Encore faut-il que l’ITM, désormais désigné comme point de contact central pour toute personne victime de harcèlement moral au travail au Luxembourg, dispose des moyens nécessaires pour assurer cette toute nouvelle mission, après avoir connu des déboires ces dernières années dus au manque d’effectifs. Car si l’organisme est passé de 148 à 220 collaborateurs, et de 48 à 112 inspecteurs du travail entre 2018 et 2022, le gouvernement n’a pas prévu de renforts spécifiques pour le traitement des futurs dossiers de harcèlement.

Les efforts consentis se résument donc pour l’instant à l’ouverture d’une ligne téléphonique et d’une adresse mail, permettant aux salariés victimes ou témoins de saisir directement l’ITM, qui aura alors 45 jours pour émettre ses recommandations à l’employeur (lire ci-dessous). «Si les demandes s’inscrivent dans le flux habituel, ça ira. Mais si demain, 1 000 dossiers devaient rentrer, 45 jours, ce sera un peu juste, c’est certain», pointe le directeur.

En parallèle, des pourparlers ont été entamés avec l’ASBL Mobbing, composée de quatre personnes : «On souhaite intégrer leur équipe aux services de l’ITM afin de bénéficier de leur expertise», indique le ministre, précisant qu’une nouvelle réunion est programmée ces prochains jours. Des recrues qui s’ajouteraient aux quatre ou cinq agents spécialisés dans le dialogue social au sein de l’inspection.

Un pas difficile à franchir politiquement

De moyens qui paraissent peu convaincants a priori pour affronter le fléau du harcèlement sur le lieu de travail.
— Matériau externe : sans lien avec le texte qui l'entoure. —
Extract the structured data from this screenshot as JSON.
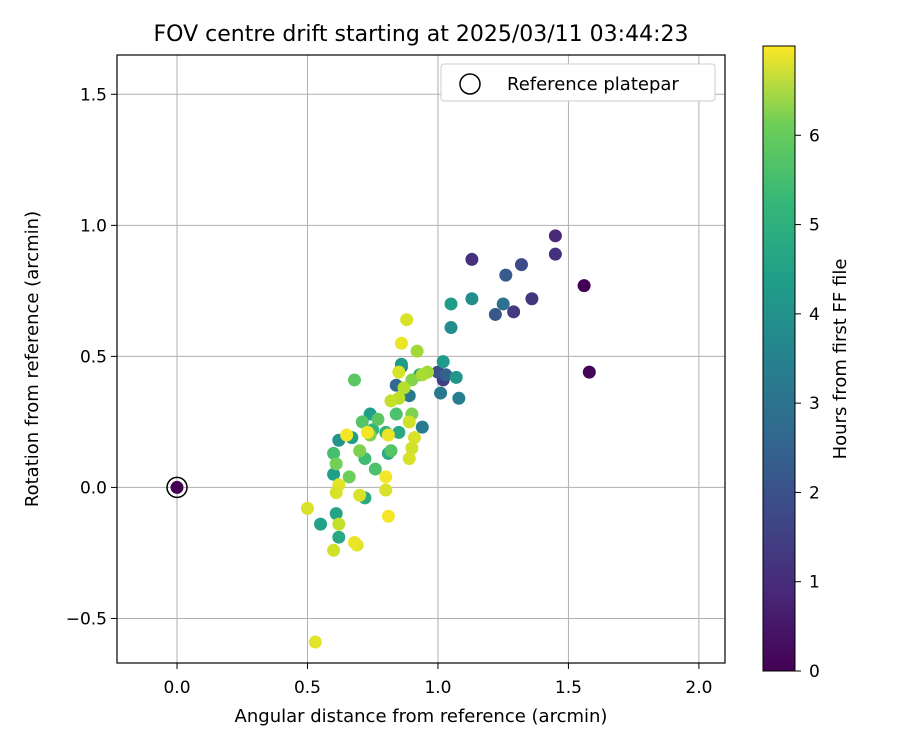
{
  "chart_data": {
    "type": "scatter",
    "title": "FOV centre drift starting at 2025/03/11 03:44:23",
    "xlabel": "Angular distance from reference (arcmin)",
    "ylabel": "Rotation from reference (arcmin)",
    "xlim": [
      -0.23,
      2.1
    ],
    "ylim": [
      -0.67,
      1.65
    ],
    "xticks": [
      0.0,
      0.5,
      1.0,
      1.5,
      2.0
    ],
    "xtick_labels": [
      "0.0",
      "0.5",
      "1.0",
      "1.5",
      "2.0"
    ],
    "yticks": [
      -0.5,
      0.0,
      0.5,
      1.0,
      1.5
    ],
    "ytick_labels": [
      "−0.5",
      "0.0",
      "0.5",
      "1.0",
      "1.5"
    ],
    "grid": true,
    "legend": {
      "placement": "top-right",
      "entries": [
        "Reference platepar"
      ]
    },
    "colorbar": {
      "label": "Hours from first FF file",
      "range": [
        0,
        7
      ],
      "ticks": [
        0,
        1,
        2,
        3,
        4,
        5,
        6
      ],
      "tick_labels": [
        "0",
        "1",
        "2",
        "3",
        "4",
        "5",
        "6"
      ],
      "colormap": "viridis"
    },
    "reference_point": {
      "x": 0.0,
      "y": 0.0,
      "c": 0.0
    },
    "points": [
      {
        "x": 1.56,
        "y": 0.77,
        "c": 0.0
      },
      {
        "x": 1.58,
        "y": 0.44,
        "c": 0.1
      },
      {
        "x": 1.45,
        "y": 0.96,
        "c": 0.8
      },
      {
        "x": 1.45,
        "y": 0.89,
        "c": 1.0
      },
      {
        "x": 1.13,
        "y": 0.87,
        "c": 1.0
      },
      {
        "x": 1.36,
        "y": 0.72,
        "c": 1.1
      },
      {
        "x": 1.29,
        "y": 0.67,
        "c": 1.2
      },
      {
        "x": 1.32,
        "y": 0.85,
        "c": 1.6
      },
      {
        "x": 1.02,
        "y": 0.41,
        "c": 1.3
      },
      {
        "x": 1.22,
        "y": 0.66,
        "c": 1.9
      },
      {
        "x": 1.26,
        "y": 0.81,
        "c": 2.0
      },
      {
        "x": 1.0,
        "y": 0.44,
        "c": 1.7
      },
      {
        "x": 1.03,
        "y": 0.43,
        "c": 2.2
      },
      {
        "x": 0.84,
        "y": 0.39,
        "c": 2.4
      },
      {
        "x": 1.25,
        "y": 0.7,
        "c": 2.6
      },
      {
        "x": 0.89,
        "y": 0.35,
        "c": 2.8
      },
      {
        "x": 1.01,
        "y": 0.36,
        "c": 2.8
      },
      {
        "x": 0.94,
        "y": 0.23,
        "c": 2.9
      },
      {
        "x": 1.08,
        "y": 0.34,
        "c": 3.0
      },
      {
        "x": 0.86,
        "y": 0.46,
        "c": 3.1
      },
      {
        "x": 1.13,
        "y": 0.72,
        "c": 3.4
      },
      {
        "x": 1.05,
        "y": 0.61,
        "c": 3.4
      },
      {
        "x": 1.05,
        "y": 0.7,
        "c": 3.8
      },
      {
        "x": 1.07,
        "y": 0.42,
        "c": 3.7
      },
      {
        "x": 1.02,
        "y": 0.48,
        "c": 3.8
      },
      {
        "x": 0.86,
        "y": 0.47,
        "c": 3.8
      },
      {
        "x": 0.62,
        "y": 0.18,
        "c": 3.6
      },
      {
        "x": 0.74,
        "y": 0.28,
        "c": 3.9
      },
      {
        "x": 0.67,
        "y": 0.19,
        "c": 3.9
      },
      {
        "x": 0.6,
        "y": 0.05,
        "c": 3.9
      },
      {
        "x": 0.55,
        "y": -0.14,
        "c": 4.0
      },
      {
        "x": 0.61,
        "y": -0.1,
        "c": 4.1
      },
      {
        "x": 0.62,
        "y": -0.19,
        "c": 4.2
      },
      {
        "x": 0.72,
        "y": -0.04,
        "c": 4.3
      },
      {
        "x": 0.81,
        "y": 0.13,
        "c": 4.2
      },
      {
        "x": 0.85,
        "y": 0.21,
        "c": 4.2
      },
      {
        "x": 0.93,
        "y": 0.43,
        "c": 4.4
      },
      {
        "x": 0.8,
        "y": 0.21,
        "c": 4.5
      },
      {
        "x": 0.75,
        "y": 0.22,
        "c": 4.6
      },
      {
        "x": 0.72,
        "y": 0.11,
        "c": 4.8
      },
      {
        "x": 0.76,
        "y": 0.07,
        "c": 5.0
      },
      {
        "x": 0.6,
        "y": 0.13,
        "c": 4.9
      },
      {
        "x": 0.71,
        "y": 0.25,
        "c": 5.1
      },
      {
        "x": 0.77,
        "y": 0.26,
        "c": 5.2
      },
      {
        "x": 0.82,
        "y": 0.14,
        "c": 5.1
      },
      {
        "x": 0.84,
        "y": 0.28,
        "c": 5.0
      },
      {
        "x": 0.68,
        "y": 0.41,
        "c": 5.2
      },
      {
        "x": 0.61,
        "y": 0.09,
        "c": 5.5
      },
      {
        "x": 0.66,
        "y": 0.04,
        "c": 5.4
      },
      {
        "x": 0.7,
        "y": 0.14,
        "c": 5.6
      },
      {
        "x": 0.74,
        "y": 0.2,
        "c": 5.6
      },
      {
        "x": 0.9,
        "y": 0.28,
        "c": 5.6
      },
      {
        "x": 0.9,
        "y": 0.41,
        "c": 5.7
      },
      {
        "x": 0.92,
        "y": 0.52,
        "c": 6.0
      },
      {
        "x": 0.96,
        "y": 0.44,
        "c": 6.0
      },
      {
        "x": 0.94,
        "y": 0.43,
        "c": 6.1
      },
      {
        "x": 0.87,
        "y": 0.38,
        "c": 6.2
      },
      {
        "x": 0.85,
        "y": 0.34,
        "c": 6.3
      },
      {
        "x": 0.82,
        "y": 0.33,
        "c": 6.4
      },
      {
        "x": 0.89,
        "y": 0.25,
        "c": 6.5
      },
      {
        "x": 0.91,
        "y": 0.19,
        "c": 6.6
      },
      {
        "x": 0.9,
        "y": 0.15,
        "c": 6.5
      },
      {
        "x": 0.89,
        "y": 0.11,
        "c": 6.6
      },
      {
        "x": 0.85,
        "y": 0.44,
        "c": 6.6
      },
      {
        "x": 0.88,
        "y": 0.64,
        "c": 6.6
      },
      {
        "x": 0.86,
        "y": 0.55,
        "c": 6.8
      },
      {
        "x": 0.81,
        "y": 0.2,
        "c": 6.8
      },
      {
        "x": 0.73,
        "y": 0.21,
        "c": 6.9
      },
      {
        "x": 0.65,
        "y": 0.2,
        "c": 6.9
      },
      {
        "x": 0.62,
        "y": 0.01,
        "c": 6.7
      },
      {
        "x": 0.61,
        "y": -0.02,
        "c": 6.6
      },
      {
        "x": 0.62,
        "y": -0.14,
        "c": 6.4
      },
      {
        "x": 0.6,
        "y": -0.24,
        "c": 6.5
      },
      {
        "x": 0.5,
        "y": -0.08,
        "c": 6.6
      },
      {
        "x": 0.7,
        "y": -0.03,
        "c": 6.6
      },
      {
        "x": 0.69,
        "y": -0.22,
        "c": 6.7
      },
      {
        "x": 0.68,
        "y": -0.21,
        "c": 6.8
      },
      {
        "x": 0.8,
        "y": -0.01,
        "c": 6.6
      },
      {
        "x": 0.8,
        "y": 0.04,
        "c": 6.9
      },
      {
        "x": 0.81,
        "y": -0.11,
        "c": 6.9
      },
      {
        "x": 0.53,
        "y": -0.59,
        "c": 6.7
      }
    ]
  }
}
D’autant que, comme l’avait souligné la Chambre des salariés dans son avis, la nouvelle loi ne prévoit pas le renversement de la charge de la preuve, comme c’est le cas pour le harcèlement sexuel. Selon ce principe, ce serait au harceleur mis en cause de prouver qu’il n’a rien fait. Une critique qui avait été partagée par le Centre pour l’égalité de traitement, «dubitatif» sur la réelle efficacité de la nouvelle loi.

Un pas que Georges Engel reconnaît ne pas avoir réussi à franchir politiquement : «On a décidé à l’unanimité en commission de ne pas retenir ce principe. Ça reste au salarié de rassembler les preuves constituant le harcèlement. C’est aussi un moyen de prévenir les abus», tient-il à préciser, en réponse aux craintes des organisations patronales.
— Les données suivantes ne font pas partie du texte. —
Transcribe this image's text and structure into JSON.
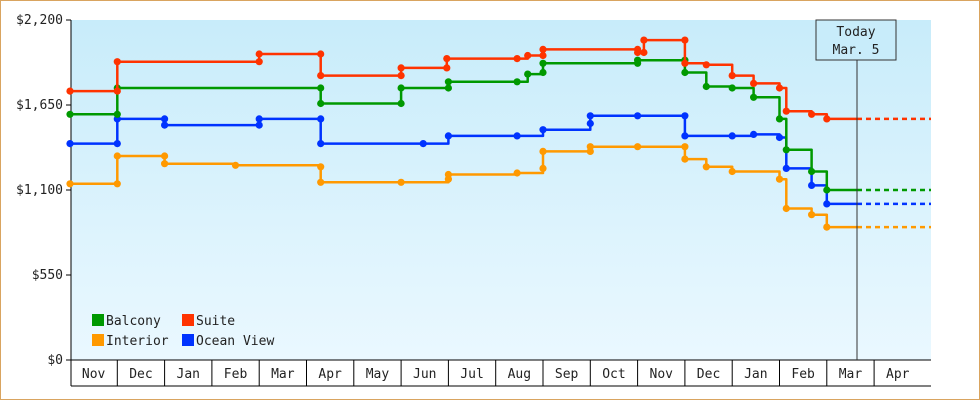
{
  "chart_data": {
    "type": "line",
    "step": true,
    "title": "",
    "xlabel": "",
    "ylabel": "",
    "y_ticks": [
      "$0",
      "$550",
      "$1,100",
      "$1,650",
      "$2,200"
    ],
    "y_tick_values": [
      0,
      550,
      1100,
      1650,
      2200
    ],
    "ylim": [
      0,
      2200
    ],
    "grid": false,
    "legend_position": "bottom-left",
    "months": [
      "Nov",
      "Dec",
      "Jan",
      "Feb",
      "Mar",
      "Apr",
      "May",
      "Jun",
      "Jul",
      "Aug",
      "Sep",
      "Oct",
      "Nov",
      "Dec",
      "Jan",
      "Feb",
      "Mar",
      "Apr"
    ],
    "today": {
      "line1": "Today",
      "line2": "Mar. 5"
    },
    "series": [
      {
        "name": "Suite",
        "color": "#ff3300",
        "projection": 1560,
        "points": [
          [
            "Nov 1",
            1740
          ],
          [
            "Dec 1",
            1740
          ],
          [
            "Dec 1",
            1930
          ],
          [
            "Mar 1",
            1930
          ],
          [
            "Mar 1",
            1980
          ],
          [
            "Apr 10",
            1980
          ],
          [
            "Apr 10",
            1840
          ],
          [
            "Jun 1",
            1840
          ],
          [
            "Jun 1",
            1890
          ],
          [
            "Jun 30",
            1890
          ],
          [
            "Jun 30",
            1950
          ],
          [
            "Aug 15",
            1950
          ],
          [
            "Aug 22",
            1970
          ],
          [
            "Sep 1",
            1970
          ],
          [
            "Sep 1",
            2010
          ],
          [
            "Nov 1",
            2010
          ],
          [
            "Nov 1",
            1990
          ],
          [
            "Nov 5",
            1990
          ],
          [
            "Nov 5",
            2070
          ],
          [
            "Dec 1",
            2070
          ],
          [
            "Dec 1",
            1920
          ],
          [
            "Dec 15",
            1910
          ],
          [
            "Jan 1",
            1840
          ],
          [
            "Jan 15",
            1790
          ],
          [
            "Feb 1",
            1760
          ],
          [
            "Feb 5",
            1610
          ],
          [
            "Feb 20",
            1590
          ],
          [
            "Mar 1",
            1560
          ]
        ]
      },
      {
        "name": "Balcony",
        "color": "#009900",
        "projection": 1100,
        "points": [
          [
            "Nov 1",
            1590
          ],
          [
            "Dec 1",
            1590
          ],
          [
            "Dec 1",
            1760
          ],
          [
            "Apr 10",
            1760
          ],
          [
            "Apr 10",
            1660
          ],
          [
            "Jun 1",
            1660
          ],
          [
            "Jun 1",
            1760
          ],
          [
            "Jul 1",
            1760
          ],
          [
            "Jul 1",
            1800
          ],
          [
            "Aug 15",
            1800
          ],
          [
            "Aug 22",
            1850
          ],
          [
            "Sep 1",
            1860
          ],
          [
            "Sep 1",
            1920
          ],
          [
            "Nov 1",
            1920
          ],
          [
            "Nov 1",
            1940
          ],
          [
            "Dec 1",
            1940
          ],
          [
            "Dec 1",
            1860
          ],
          [
            "Dec 15",
            1770
          ],
          [
            "Jan 1",
            1760
          ],
          [
            "Jan 15",
            1700
          ],
          [
            "Feb 1",
            1560
          ],
          [
            "Feb 5",
            1360
          ],
          [
            "Feb 20",
            1220
          ],
          [
            "Mar 1",
            1100
          ]
        ]
      },
      {
        "name": "Ocean View",
        "color": "#0033ff",
        "projection": 1010,
        "points": [
          [
            "Nov 1",
            1400
          ],
          [
            "Dec 1",
            1400
          ],
          [
            "Dec 1",
            1560
          ],
          [
            "Jan 1",
            1560
          ],
          [
            "Jan 1",
            1520
          ],
          [
            "Mar 1",
            1520
          ],
          [
            "Mar 1",
            1560
          ],
          [
            "Apr 10",
            1560
          ],
          [
            "Apr 10",
            1400
          ],
          [
            "Jun 15",
            1400
          ],
          [
            "Jul 1",
            1450
          ],
          [
            "Aug 15",
            1450
          ],
          [
            "Sep 1",
            1490
          ],
          [
            "Oct 1",
            1530
          ],
          [
            "Oct 1",
            1580
          ],
          [
            "Nov 1",
            1580
          ],
          [
            "Dec 1",
            1580
          ],
          [
            "Dec 1",
            1450
          ],
          [
            "Jan 1",
            1450
          ],
          [
            "Jan 15",
            1460
          ],
          [
            "Feb 1",
            1440
          ],
          [
            "Feb 5",
            1240
          ],
          [
            "Feb 20",
            1130
          ],
          [
            "Mar 1",
            1010
          ]
        ]
      },
      {
        "name": "Interior",
        "color": "#ff9900",
        "projection": 860,
        "points": [
          [
            "Nov 1",
            1140
          ],
          [
            "Dec 1",
            1140
          ],
          [
            "Dec 1",
            1320
          ],
          [
            "Jan 1",
            1320
          ],
          [
            "Jan 1",
            1270
          ],
          [
            "Feb 15",
            1260
          ],
          [
            "Apr 10",
            1250
          ],
          [
            "Apr 10",
            1150
          ],
          [
            "Jun 1",
            1150
          ],
          [
            "Jul 1",
            1170
          ],
          [
            "Jul 1",
            1200
          ],
          [
            "Aug 15",
            1210
          ],
          [
            "Sep 1",
            1240
          ],
          [
            "Sep 1",
            1350
          ],
          [
            "Oct 1",
            1350
          ],
          [
            "Oct 1",
            1380
          ],
          [
            "Nov 1",
            1380
          ],
          [
            "Dec 1",
            1380
          ],
          [
            "Dec 1",
            1300
          ],
          [
            "Dec 15",
            1250
          ],
          [
            "Jan 1",
            1220
          ],
          [
            "Feb 1",
            1170
          ],
          [
            "Feb 5",
            980
          ],
          [
            "Feb 20",
            940
          ],
          [
            "Mar 1",
            860
          ]
        ]
      }
    ],
    "legend": [
      {
        "name": "Balcony",
        "color": "#009900"
      },
      {
        "name": "Suite",
        "color": "#ff3300"
      },
      {
        "name": "Interior",
        "color": "#ff9900"
      },
      {
        "name": "Ocean View",
        "color": "#0033ff"
      }
    ]
  }
}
Une campagne d’information démarre ces jours-ci, avec l’objectif de sensibiliser les employés, les délégations, les employeurs, et toutes les personnes qui gravitent autour de l’entreprise, y compris clients et fournisseurs : «Plus personne ne pourra dire qu’il ne savait pas», anticipe Marco Boly. Quant au ministre, il se félicite du «message rassurant» adressé aux victimes et aux témoins, les incitant à contacter l’ITM en toute confiance : «Les harceleurs présumés et les employeurs qui resteraient inactifs doivent s’attendre à des sanctions», prévient-il, ajoutant que la loi sera évaluée dans deux ans, avec des amendements si nécessaires.

Ligne SOS Harcèlement de l’ITM au tél. 24 77 61 03 ou par courriel à harcelement@itm.etat.lu

Les points clés de la nouvelle loi

– Toute conduite qui, par sa répétition, ou sa systématisation, porte atteinte à la dignité ou à l’intégrité psychique ou physique d’une personne, constitue du harcèlement moral. Exemples : insultes, moqueries, remarques désobligeantes répétées, menaces ou intimidations, critiques constantes, réprimandes injustifiées, pressions ou exigences excessives, abus de pouvoir, rabaissement psychologique, remarques racistes, exclusion.

– Une fois saisie, l’ITM a 45 jours pour instruire le dossier, auditionner victime et auteur présumés, et rendre ses conclusions. L’employeur devra appliquer les recommandations pour stopper le harcèlement, sous peine de sanctions administratives (jusqu’à 25 000 euros) et pénales (jusqu’à 2 500 euros par victime).

– Victime et témoins sont protégés du licenciement. La réintégration dans l’entreprise pourra être ordonnée par simple requête.

– Le salarié peut résilier son contrat de travail à tout moment, sans préavis, avec dommage et intérêts à charge de l’employeur. En attendant une décision judiciaire, l’employé contraint de démissionner ou licencié abusivement sera autorisé à percevoir une indemnité de chômage.